Versuche so normal wie möglich zu sein, auch wenn es nicht einfach ist.Auch in dem Punkt, dass sie erst wenig Hunde kennt... Ich würde wirklich gezielt versuchen Hundekontakte zu finden, damit sie das lernt. Letztendlich musst zwar auch du ihr Sicherheit geben. Aber weniger gruselig werden die anderen Hunde meiner Meinung nach nur durch viele, viele Positiverfahrungen.
Und was ich auch ganz wichtig finde: Kein Hundekontakt an der Leine (beidseitig). Da reagieren Hunde einfach schneller "über", eine Situation kann sich eher verschärfen und direkt hat man ne ganz blöde Verknüpfung.

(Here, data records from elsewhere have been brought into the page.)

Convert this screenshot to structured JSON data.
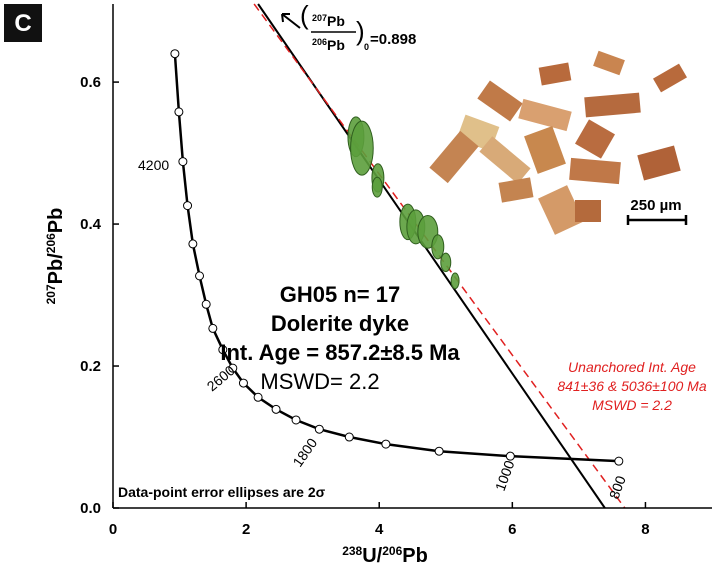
{
  "chart_data": {
    "type": "scatter",
    "panel": "C",
    "xlabel": [
      "238",
      "U/",
      "206",
      "Pb"
    ],
    "ylabel": [
      "207",
      "Pb/",
      "206",
      "Pb"
    ],
    "xlim": [
      0,
      9
    ],
    "ylim": [
      0,
      0.71
    ],
    "xticks": [
      0,
      2,
      4,
      6,
      8
    ],
    "yticks": [
      {
        "value": 0,
        "label": "0.0"
      },
      0.2,
      0.4,
      0.6
    ],
    "concordia": {
      "color": "#000000",
      "x": [
        0.93,
        0.99,
        1.05,
        1.12,
        1.2,
        1.3,
        1.4,
        1.5,
        1.65,
        1.8,
        1.96,
        2.18,
        2.45,
        2.75,
        3.1,
        3.55,
        4.1,
        4.9,
        5.97,
        7.6
      ],
      "y": [
        0.64,
        0.558,
        0.488,
        0.426,
        0.372,
        0.327,
        0.287,
        0.253,
        0.223,
        0.197,
        0.176,
        0.156,
        0.139,
        0.124,
        0.111,
        0.1,
        0.09,
        0.08,
        0.073,
        0.066
      ],
      "age_labels": [
        "4200",
        "2600",
        "1800",
        "1000",
        "800"
      ]
    },
    "discordia": [
      {
        "color": "#000000",
        "x": [
          2.18,
          7.39
        ],
        "y": [
          0.71,
          0
        ]
      },
      {
        "color": "#e02020",
        "dashed": true,
        "x": [
          2.12,
          7.69
        ],
        "y": [
          0.71,
          0
        ]
      }
    ],
    "ellipses": {
      "color": "#5c9e3c",
      "x": [
        3.65,
        3.74,
        3.98,
        3.97,
        4.43,
        4.55,
        4.73,
        4.88,
        5.0,
        5.14
      ],
      "y": [
        0.523,
        0.507,
        0.465,
        0.452,
        0.403,
        0.396,
        0.389,
        0.368,
        0.346,
        0.32
      ],
      "rx": [
        0.12,
        0.17,
        0.09,
        0.075,
        0.12,
        0.135,
        0.15,
        0.09,
        0.075,
        0.06
      ],
      "ry": [
        0.028,
        0.038,
        0.02,
        0.014,
        0.025,
        0.024,
        0.023,
        0.017,
        0.013,
        0.011
      ]
    },
    "intercept_label": {
      "num_mass": "207",
      "num": "Pb",
      "den_mass": "206",
      "den": "Pb",
      "sub": "0",
      "value": "=0.898"
    },
    "main_text": [
      "GH05 n= 17",
      "Dolerite dyke",
      "Int. Age = 857.2±8.5 Ma",
      "MSWD= 2.2"
    ],
    "red_text": [
      "Unanchored Int. Age",
      "841±36 & 5036±100 Ma",
      "MSWD = 2.2"
    ],
    "note": "Data-point error ellipses are 2σ",
    "scale_bar": "250 µm"
  }
}
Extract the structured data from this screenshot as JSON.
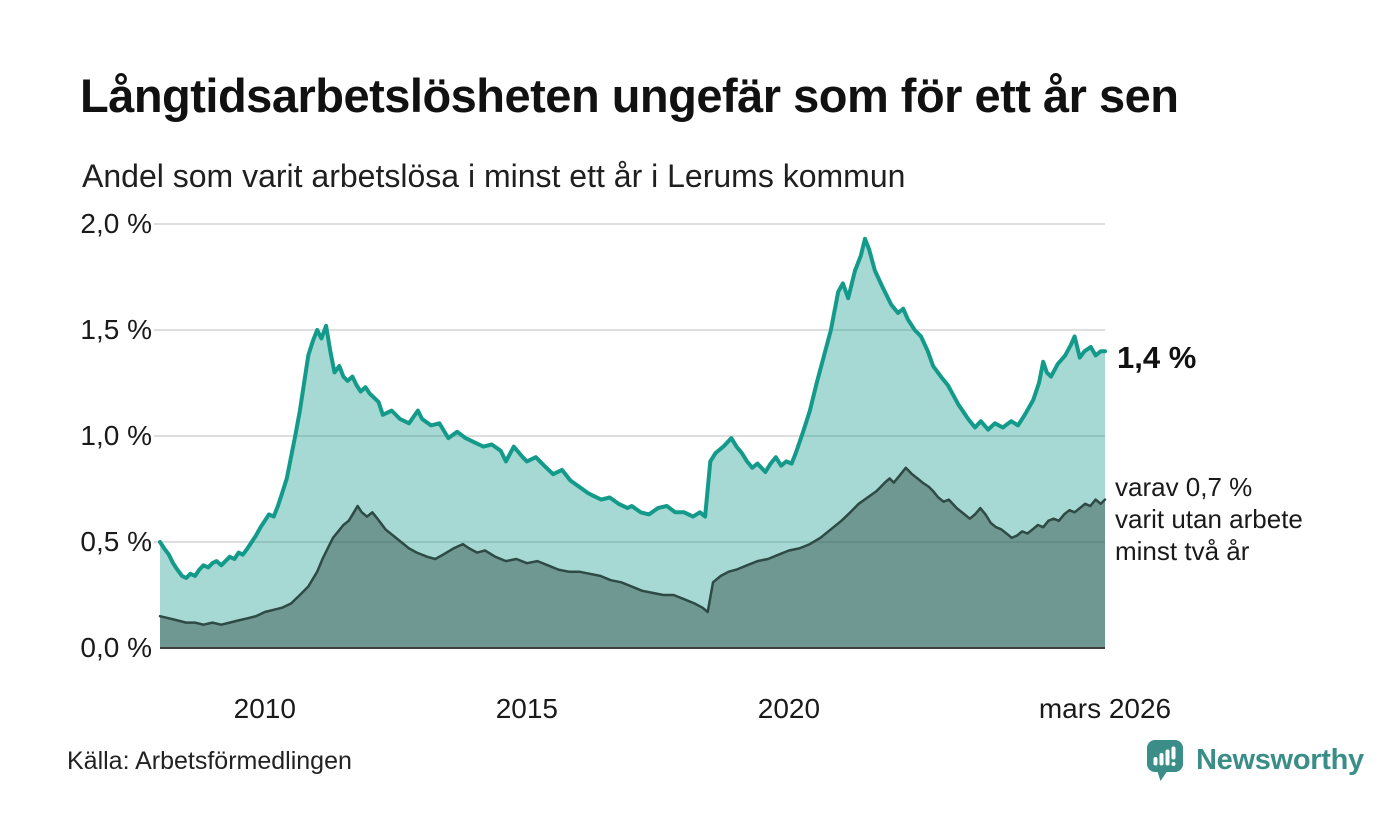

Also an der Leine versuchen frühzeitig die Aufmerksamkeit einzufordern, ablenken und mit etwas Abstand vorbei.
Im Freilauf wiederum versuchen, dass auch positive Erfahrungen gesammelt werden.Dass sie euch vertraut, kannst du aber unterstützen in dem du in solchen Situationen auch handelst. Wenn ein Hund auf euch zu kommt und du merkst, sie will den Kontakt nicht, stell dich ganz gezielt dazwischen und block ihn ab. So hat Anjou irgendwann angefangen von sich aus Schutz zu suchen, weil er gemerkt hat, dass ich ihm helfe und er sich nicht mit den anderen auseinander setzen muss, wenn er nicht will.
Vielleicht wird es ihr auch zu viel, wenn ihre Konzentration abschweift? Manchmal ist das nicht ganz einfach zu erkennen... Ein paar Minuten Kopfarbeit können einem Hund ganz schön viel abverlangen, das ist echte Arbeit für die.